An open-world classification CNN should be able (1) to assign images to one of its trained classes or else reject the images (unseen classes), (2) discover unseen classes in the rejected examples and (3) update the CNN with new classes [1]. In this article we focus on the first capability; rejecting unseen classes. Open-world classification is also known as out-of-distribution (OOD) detection. Two types of images can be OOD: (1) an image with a species that belongs to one of the classes on which the model was trained, but the image shows the species from an unusual viewpoint, or with unseen colours, contrast or brightness or (2) images of new species, or species on which the model was not trained (also called out-of domain images) [4], [5]. There are several approaches to OOD detection. These include outlier detection [7], anomaly detection [8], novelty detection [9], and open set recognition [10]. Some approaches are more suitable to one of the 3 desired capabilities mentioned before.

Outlier detection

In this approach, the CNN model is trained on outliers too, not only the set of in-distribution classes or species. One of the core strengths of outlier detection (OE) lies in how it explicitly teaches the model about data it should not recognize. Traditional CNN training focuses solely on the in-distribution classes—e.g., dog vs. cat classification — without any explicit “negative examples.” By contrast, OE broadens the learning process to include representative samples from unrelated distributions. Consequently, the CNN learns a more discriminative boundary between in-distribution data and everything else, leading to better OOD detection capabilities [16]. To illustrate see figure 2, where we have the same classes to train as depicted in figure 1, but this time we add during training images that are out-of-distribution for the model. During the test phase, we will check if the OOD images belong to the OOD class. The new model is able to identify other images of shells that belong to one of the 6 genera, but also able to identify 'unknown' classes.

Figure 2: Adding an OOD class during training allows the model to identify and separate unknown species.

Figure 3: Using the images of the dataset used for one model as an OOD class in the dataset of another model on the same taxonomic level (e.g. family).

This approach is ideally suited for the hierarchical CNN used for Mollusca, where each node in the hiearchy is trained of a different subset of all images.

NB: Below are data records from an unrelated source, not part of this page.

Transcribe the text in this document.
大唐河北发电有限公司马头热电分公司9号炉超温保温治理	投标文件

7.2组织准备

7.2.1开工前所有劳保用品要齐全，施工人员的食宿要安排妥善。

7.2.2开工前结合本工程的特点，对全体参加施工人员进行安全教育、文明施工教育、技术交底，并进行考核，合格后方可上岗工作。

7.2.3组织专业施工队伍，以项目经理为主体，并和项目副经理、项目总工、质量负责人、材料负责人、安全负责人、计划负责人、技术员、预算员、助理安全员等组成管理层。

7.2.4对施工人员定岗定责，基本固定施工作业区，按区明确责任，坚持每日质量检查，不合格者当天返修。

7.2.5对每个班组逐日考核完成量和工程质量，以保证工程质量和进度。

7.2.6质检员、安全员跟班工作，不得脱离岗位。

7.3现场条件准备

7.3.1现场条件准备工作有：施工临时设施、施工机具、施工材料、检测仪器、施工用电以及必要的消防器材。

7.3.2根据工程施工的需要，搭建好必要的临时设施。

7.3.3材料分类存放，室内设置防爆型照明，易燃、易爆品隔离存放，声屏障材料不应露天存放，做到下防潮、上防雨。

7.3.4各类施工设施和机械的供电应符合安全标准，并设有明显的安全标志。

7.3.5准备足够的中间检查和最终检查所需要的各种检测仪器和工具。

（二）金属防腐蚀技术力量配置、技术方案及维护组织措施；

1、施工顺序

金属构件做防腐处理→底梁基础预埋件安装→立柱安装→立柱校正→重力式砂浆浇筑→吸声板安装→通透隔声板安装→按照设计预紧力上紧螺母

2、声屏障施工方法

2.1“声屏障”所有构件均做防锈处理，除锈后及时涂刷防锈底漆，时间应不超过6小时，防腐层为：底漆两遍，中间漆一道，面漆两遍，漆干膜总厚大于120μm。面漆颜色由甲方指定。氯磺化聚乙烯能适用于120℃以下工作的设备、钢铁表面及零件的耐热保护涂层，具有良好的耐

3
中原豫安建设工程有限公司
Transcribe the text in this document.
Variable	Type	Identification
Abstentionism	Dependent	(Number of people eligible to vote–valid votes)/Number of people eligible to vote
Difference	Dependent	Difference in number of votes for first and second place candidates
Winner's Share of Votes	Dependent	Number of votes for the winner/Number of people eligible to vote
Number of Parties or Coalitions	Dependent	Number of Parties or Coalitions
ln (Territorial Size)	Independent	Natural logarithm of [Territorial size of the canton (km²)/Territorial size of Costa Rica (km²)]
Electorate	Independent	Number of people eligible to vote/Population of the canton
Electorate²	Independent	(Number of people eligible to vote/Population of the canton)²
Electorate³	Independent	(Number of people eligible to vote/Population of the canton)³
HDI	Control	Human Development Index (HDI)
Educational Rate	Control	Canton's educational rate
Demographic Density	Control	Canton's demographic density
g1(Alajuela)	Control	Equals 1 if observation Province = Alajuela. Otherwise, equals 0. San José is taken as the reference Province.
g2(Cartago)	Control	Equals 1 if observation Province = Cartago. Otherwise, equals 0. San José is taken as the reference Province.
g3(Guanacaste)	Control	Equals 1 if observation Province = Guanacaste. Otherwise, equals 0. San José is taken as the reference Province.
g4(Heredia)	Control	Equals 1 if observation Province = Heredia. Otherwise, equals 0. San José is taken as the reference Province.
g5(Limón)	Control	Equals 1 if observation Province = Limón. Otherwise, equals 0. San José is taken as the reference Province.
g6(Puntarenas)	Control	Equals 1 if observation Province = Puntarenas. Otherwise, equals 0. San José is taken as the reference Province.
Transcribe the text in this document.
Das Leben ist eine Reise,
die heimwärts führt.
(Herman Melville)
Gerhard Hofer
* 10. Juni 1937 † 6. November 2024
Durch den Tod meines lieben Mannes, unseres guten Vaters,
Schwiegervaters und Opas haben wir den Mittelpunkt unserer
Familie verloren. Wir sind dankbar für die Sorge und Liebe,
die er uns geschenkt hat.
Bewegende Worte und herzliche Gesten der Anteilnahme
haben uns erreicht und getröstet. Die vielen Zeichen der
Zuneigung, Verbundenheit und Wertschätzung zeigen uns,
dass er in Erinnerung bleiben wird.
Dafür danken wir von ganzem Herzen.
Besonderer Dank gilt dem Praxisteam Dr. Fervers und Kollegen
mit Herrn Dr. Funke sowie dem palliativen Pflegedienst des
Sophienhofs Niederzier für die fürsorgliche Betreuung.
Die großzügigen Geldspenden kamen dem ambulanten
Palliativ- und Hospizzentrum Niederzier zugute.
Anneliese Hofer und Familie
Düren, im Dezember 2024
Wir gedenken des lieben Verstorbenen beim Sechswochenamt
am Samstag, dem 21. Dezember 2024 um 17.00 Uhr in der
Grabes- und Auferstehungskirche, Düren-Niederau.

An OOD class contains images that do not belong to taxonomic unit it ought to be trained on.
For example, for all 'family' models that are trained on images that belong to a particular family, we will add an OOD class that contains a sample of images from the other families.

OOD detection using thresholds

The approaches for OOD detection span confidence-based methods, probabilistic models, feature analysis, and ensemble techniques, among others. Confidence-based methods are among the simplest strategies for OOD detection, relying on the model's prediction confidence to identify OOD images. For instance, softmax confidence thresholding assumes that OOD samples tend to have lower softmax probabilities than in-distribution samples. When the maximum softmax probability of a sample falls below a predefined threshold, the sample is flagged as OOD [11]. Despite its simplicity, this method has limitations, particularly when the model produces overconfident predictions for OOD inputs [13]. A more refined approach, temperature scaling, adjusts the logits before applying the softmax function. This spreads the softmax distribution, improving the calibration of confidence scores and enhancing OOD detection. However, temperature scaling requires careful tuning and may not generalize effectively across datasets, making it a more complex solution [12].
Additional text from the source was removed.